Stockpiles of crude oil are falling in the face of increased production.
It has not been announced yet if US producers will continue to produce more or follow the global trend of reduced outflow.
Reporting on this financial news – Myra. P. Saefong, Markets/Commodities Reporter with Biman Mukherji from Marketwatch – recently addressed this trend.
It states in the article the reasons behind the continued rise in consumer demand and the reflected optimistic pricing of natural gas.
Comparing the chart below to the one above showing the indicators for coal consumption, the trend in the upward swing for natural gas is apparent.
Outside of market influence, some independent thinkers are of the opinion that possibly turning to natural gas choices and options may be swayed by the inherent naturalness of gas as opposed to the emissions culminating from coal and oil.
Politically, natural gas may be fundamental in breaking the stranglehold that unreliable sources in foreign countries wield.
Predicting trends and analyzing alternative energy desirables is increasingly important as those markets are not sustainable for any long term forecasts.
This leads to the exchange being effected by weather, politics and demand.
Interlinked to the weather is the unpredictability of decisive forecasting.
If the supply of any product (in this case natural gas) is already understocked in the face of increased demand, this will drive up the desirability of the commodity.

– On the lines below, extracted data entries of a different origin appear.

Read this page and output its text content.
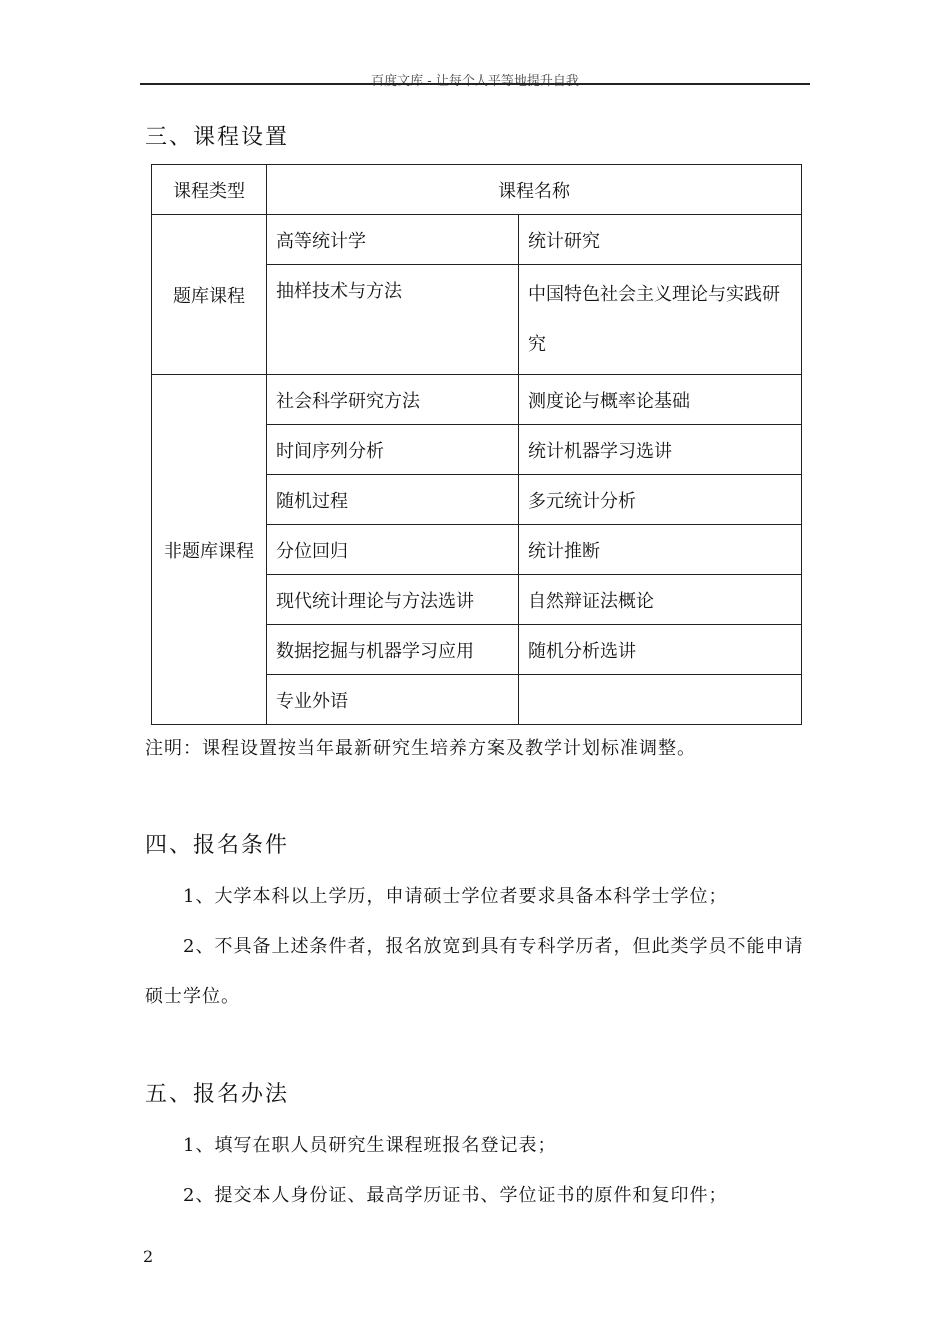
百度文库 - 让每个人平等地提升自我
三、课程设置
课程类型	课程名称	
题库课程	高等统计学	统计研究
	抽样技术与方法	中国特色社会主义理论与实践研究
非题库课程	社会科学研究方法	测度论与概率论基础
	时间序列分析	统计机器学习选讲
	随机过程	多元统计分析
	分位回归	统计推断
	现代统计理论与方法选讲	自然辩证法概论
	数据挖掘与机器学习应用	随机分析选讲
	专业外语	
注明：课程设置按当年最新研究生培养方案及教学计划标准调整。
四、报名条件
1、大学本科以上学历，申请硕士学位者要求具备本科学士学位；
2、不具备上述条件者，报名放宽到具有专科学历者，但此类学员不能申请
硕士学位。
五、报名办法
1、填写在职人员研究生课程班报名登记表；
2、提交本人身份证、最高学历证书、学位证书的原件和复印件；
2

The oil markets have been hit by political unrest in Nigeria.
This leads to several factors coming into focus that are linked to that market.

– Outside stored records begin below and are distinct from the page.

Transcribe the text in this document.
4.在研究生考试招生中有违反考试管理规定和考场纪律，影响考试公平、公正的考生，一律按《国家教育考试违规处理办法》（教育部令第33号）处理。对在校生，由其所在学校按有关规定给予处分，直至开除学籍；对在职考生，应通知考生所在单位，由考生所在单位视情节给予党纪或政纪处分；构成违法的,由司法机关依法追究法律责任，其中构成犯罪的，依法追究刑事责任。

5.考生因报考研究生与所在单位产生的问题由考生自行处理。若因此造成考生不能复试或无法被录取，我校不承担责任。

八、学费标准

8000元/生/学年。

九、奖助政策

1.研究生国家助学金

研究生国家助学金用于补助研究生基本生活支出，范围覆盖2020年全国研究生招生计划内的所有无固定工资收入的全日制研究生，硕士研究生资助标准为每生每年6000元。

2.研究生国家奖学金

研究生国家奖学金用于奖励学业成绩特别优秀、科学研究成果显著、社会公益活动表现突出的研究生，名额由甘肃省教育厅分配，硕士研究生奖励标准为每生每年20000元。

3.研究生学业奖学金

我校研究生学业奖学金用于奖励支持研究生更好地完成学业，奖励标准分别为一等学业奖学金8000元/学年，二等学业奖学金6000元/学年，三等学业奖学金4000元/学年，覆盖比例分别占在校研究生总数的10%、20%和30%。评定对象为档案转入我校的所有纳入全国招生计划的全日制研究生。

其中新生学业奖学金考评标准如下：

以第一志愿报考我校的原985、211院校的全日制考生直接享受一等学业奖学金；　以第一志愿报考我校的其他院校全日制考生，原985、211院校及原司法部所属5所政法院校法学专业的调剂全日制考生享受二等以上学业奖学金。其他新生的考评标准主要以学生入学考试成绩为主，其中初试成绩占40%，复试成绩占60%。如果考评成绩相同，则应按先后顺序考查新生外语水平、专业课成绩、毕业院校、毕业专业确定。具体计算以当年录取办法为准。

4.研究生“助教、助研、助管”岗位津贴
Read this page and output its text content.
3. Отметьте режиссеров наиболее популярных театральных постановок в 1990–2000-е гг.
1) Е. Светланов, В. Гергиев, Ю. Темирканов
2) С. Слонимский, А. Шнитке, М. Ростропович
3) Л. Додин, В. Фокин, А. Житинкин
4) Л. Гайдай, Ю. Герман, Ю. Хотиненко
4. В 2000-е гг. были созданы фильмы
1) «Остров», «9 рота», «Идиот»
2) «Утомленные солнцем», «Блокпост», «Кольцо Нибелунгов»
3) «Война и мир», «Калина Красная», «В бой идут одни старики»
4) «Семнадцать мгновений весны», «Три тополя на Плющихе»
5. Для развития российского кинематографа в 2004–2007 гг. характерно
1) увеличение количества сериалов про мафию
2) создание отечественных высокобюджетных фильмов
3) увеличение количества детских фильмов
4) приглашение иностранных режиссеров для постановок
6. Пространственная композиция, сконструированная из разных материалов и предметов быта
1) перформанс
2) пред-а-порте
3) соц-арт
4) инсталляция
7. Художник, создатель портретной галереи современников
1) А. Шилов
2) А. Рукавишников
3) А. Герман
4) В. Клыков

The supply is effected so alternate energy sources will be focused on as a solution to the Western summertime demands.
There is a growing reluctance to rely solely on oil, and this is reflected in the markets.
Globally, alternate energy sources are being embraced as a necessity, and this is showing in the consumption and price of coal and oil being brought into question.
A cautious approach to sustainability for all energy supplies is strictly monitored by the EIA.
Taking all these factors into consideration complete the global picture for natural gas marketing trends.
The general sway of opinion tends to back up the consensus that natural gas will continue on its current path for some months to come.